The definition of "vital local provider" shall expire, and have no
force or effect, after June 30, 2007. After that date, no facility's
payments under this chapter shall in any way be affected by its prior
determination or recognition as a vital local provider.
NEW SECTION. Sec. 8 This act is necessary for the immediate
preservation of the public peace, health, or safety, or support of the
state government and its existing public institutions, and takes effect
July 1, 2007."
SSB 6158 -
By Senators Keiser, Parlette
ADOPTED 04/20/2007
On page 1, line 2 of the title, after "rates;" strike the remainder of the title and insert "amending RCW 74.46.410, 74.46.431, 74.46.506, 74.46.511, 74.46.521, and 74.46.020; adding a new section to chapter 74.46 RCW; providing an effective date; and declaring an emergency."
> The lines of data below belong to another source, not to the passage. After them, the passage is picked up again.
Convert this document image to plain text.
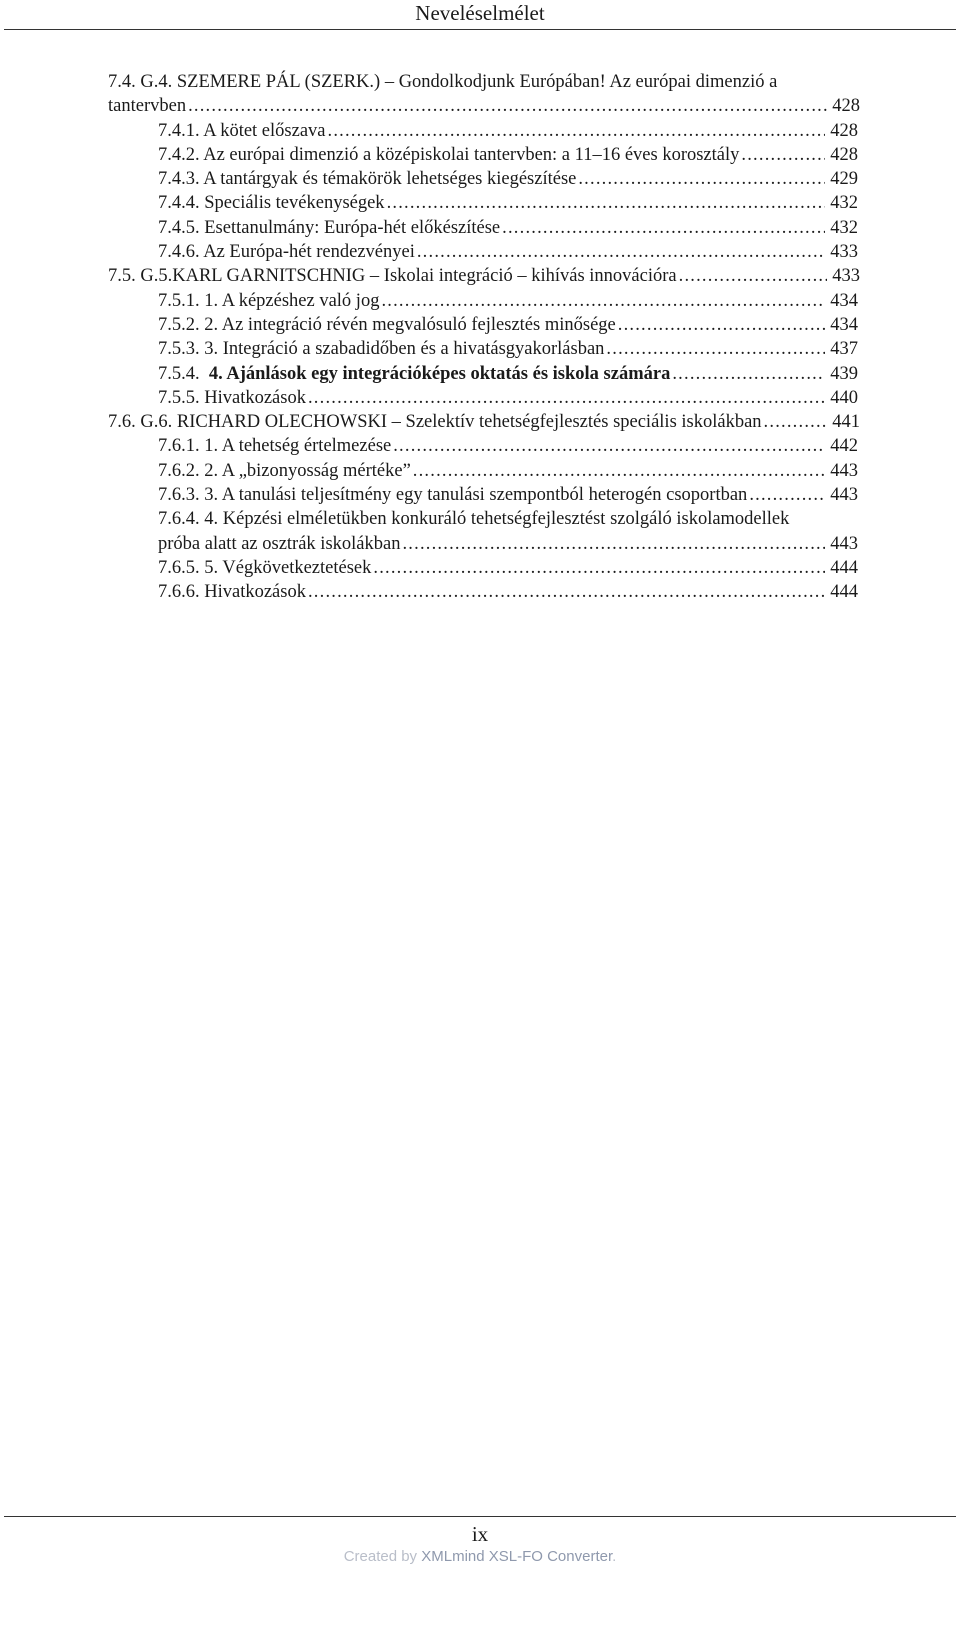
Neveléselmélet
7.4. G.4. SZEMERE PÁL (SZERK.) – Gondolkodjunk Európában! Az európai dimenzió a
tantervben .....	428
7.4.1. A kötet előszava .....	428
7.4.2. Az európai dimenzió a középiskolai tantervben: a 11–16 éves korosztály .....	428
7.4.3. A tantárgyak és témakörök lehetséges kiegészítése .....	429
7.4.4. Speciális tevékenységek .....	432
7.4.5. Esettanulmány: Európa-hét előkészítése .....	432
7.4.6. Az Európa-hét rendezvényei .....	433
7.5. G.5.KARL GARNITSCHNIG – Iskolai integráció – kihívás innovációra .....	433
7.5.1. 1. A képzéshez való jog .....	434
7.5.2. 2. Az integráció révén megvalósuló fejlesztés minősége .....	434
7.5.3. 3. Integráció a szabadidőben és a hivatásgyakorlásban .....	437
7.5.4.
4. Ajánlások egy integrációképes oktatás és iskola számára .....	439
7.5.5. Hivatkozások .....	440
7.6. G.6. RICHARD OLECHOWSKI – Szelektív tehetségfejlesztés speciális iskolákban .....	441
7.6.1. 1. A tehetség értelmezése .....	442
7.6.2. 2. A „bizonyosság mértéke” .....	443
7.6.3. 3. A tanulási teljesítmény egy tanulási szempontból heterogén csoportban .....	443
7.6.4. 4. Képzési elméletükben konkuráló tehetségfejlesztést szolgáló iskolamodellek
próba alatt az osztrák iskolákban .....	443
7.6.5. 5. Végkövetkeztetések .....	444
7.6.6. Hivatkozások .....	444
ix
Created by XMLmind XSL-FO Converter.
EFFECT: (1) Removes the specific hold harmless provision only
applying to "vital local providers," but keeps the general hold
harmless provision applying to providers that meet certain criteria
(which could also include vital local providers).
(2) Requires any adjustment for economic trends and conditions
(vendor rate increase) in the budget to also apply to these hold
harmless rates.
(3) Makes current "vital local provider" language in statute expire
at the end of this biennium.
(4) Makes technical corrections to the underlying draft.